Another financial market expert echoed this, explaining that such hype can often lead to investments which aren’t based on business or market performance.
“Cannabis stocks, in particular, are subject to quite a bit of hype. And you will see that if a company has some high profile backers, you tend to get a blip. But actually, that’s driven by hype, rather than what the business is doing. So there is a bit of that that distorts pricing.”
Kanabo’s CEO Avihu Tamir, said that not only did this hype raise expectations to unrealistic levels, with investors expecting stocks ‘to go up and up like it’s Bitcoin’, but it meant cannabis companies were all lumped together.
“I think that probably affected the share price of all the all the bunch together. For investors, they’re not really differentiating between one cannabis company to the other, because the market is very small.”
Lack of Institutional Investment
The size of the European cannabis market also means that companies are often ‘bucketed together’ and branded as ‘cannabis exposed’.
This perceived risk has meant many traditional institutional investors have been deterred from exposing themselves to the market, in turn leaving the door open for retail investors to flood the market and make it yet more volatile.
As one investor explained: “I think it would be fair to say that the regulatory support for companies which have any kind of cannabis exposure is extremely weak.
“You need only look at the institutional interest in these companies, essentially the only two institutional buyers have been Premier Miton and Chelverton Asset Management.”

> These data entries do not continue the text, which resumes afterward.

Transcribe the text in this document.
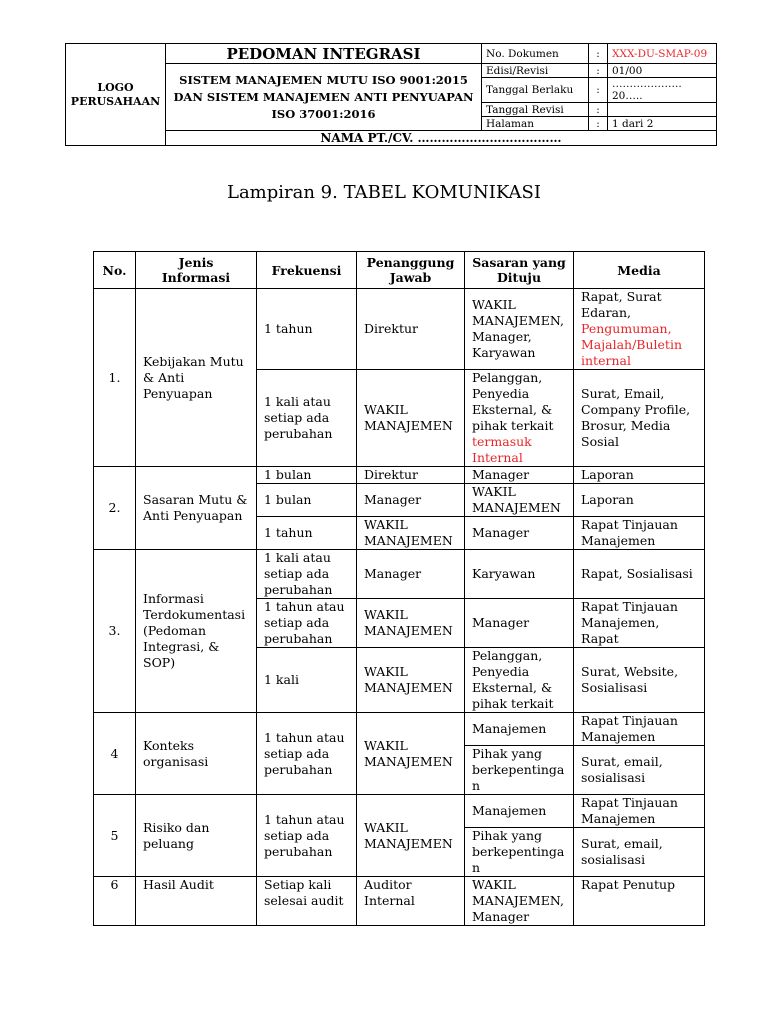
LOGO
PERUSAHAAN	PEDOMAN INTEGRASI	No. Dokumen	:	XXX-DU-SMAP-09
	SISTEM MANAJEMEN MUTU ISO 9001:2015 DAN SISTEM MANAJEMEN ANTI PENYUAPAN ISO 37001:2016	Edisi/Revisi	:	01/00
		Tanggal Berlaku	:	……………….. 20…..
		Tanggal Revisi	:	
		Halaman	:	1 dari 2
	NAMA PT./CV. ………………………………			
Lampiran 9. TABEL KOMUNIKASI
No.	Jenis Informasi	Frekuensi	Penanggung Jawab	Sasaran yang Dituju	Media
1.	Kebijakan Mutu & Anti Penyuapan	1 tahun	Direktur	WAKIL MANAJEMEN, Manager, Karyawan	Rapat, Surat Edaran, Pengumuman, Majalah/Buletin internal
		1 kali atau setiap ada perubahan	WAKIL MANAJEMEN	Pelanggan, Penyedia Eksternal, & pihak terkait termasuk Internal	Surat, Email, Company Profile, Brosur, Media Sosial
2.	Sasaran Mutu & Anti Penyuapan	1 bulan	Direktur	Manager	Laporan
		1 bulan	Manager	WAKIL MANAJEMEN	Laporan
		1 tahun	WAKIL MANAJEMEN	Manager	Rapat Tinjauan Manajemen
3.	Informasi Terdokumentasi (Pedoman Integrasi, & SOP)	1 kali atau setiap ada perubahan	Manager	Karyawan	Rapat, Sosialisasi
		1 tahun atau setiap ada perubahan	WAKIL MANAJEMEN	Manager	Rapat Tinjauan Manajemen, Rapat
		1 kali	WAKIL MANAJEMEN	Pelanggan, Penyedia Eksternal, & pihak terkait	Surat, Website, Sosialisasi
4	Konteks organisasi	1 tahun atau setiap ada perubahan	WAKIL MANAJEMEN	Manajemen	Rapat Tinjauan Manajemen
				Pihak yang berkepentinga n	Surat, email, sosialisasi
5	Risiko dan peluang	1 tahun atau setiap ada perubahan	WAKIL MANAJEMEN	Manajemen	Rapat Tinjauan Manajemen
				Pihak yang berkepentinga n	Surat, email, sosialisasi
6	Hasil Audit	Setiap kali selesai audit	Auditor Internal	WAKIL MANAJEMEN, Manager	Rapat Penutup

They added that companies of this size in any ‘normal’ industry would typically have interest from around a dozen major institutions, and such an investment would ‘underpin a more stable valuation’.
The lack of institutional cash in LSE-listed cannabis stocks also means they are trading less, leading to less liquidity and much more sensitive valuations.
According to a separate market analyst these stocks are currently ‘for day traders, not really for long term holders, at least that’s certainly not their intention’.
“I think because these stocks are predominantly retail-led, the heroes can go to zeros and back to heroes very, very quickly just because the flow of money that goes through them isn’t in traditional long term money in terms of hedge funds, pension funds, that sort of thing.
“They’re very price sensitive because of the nature of who’s trading the stock.”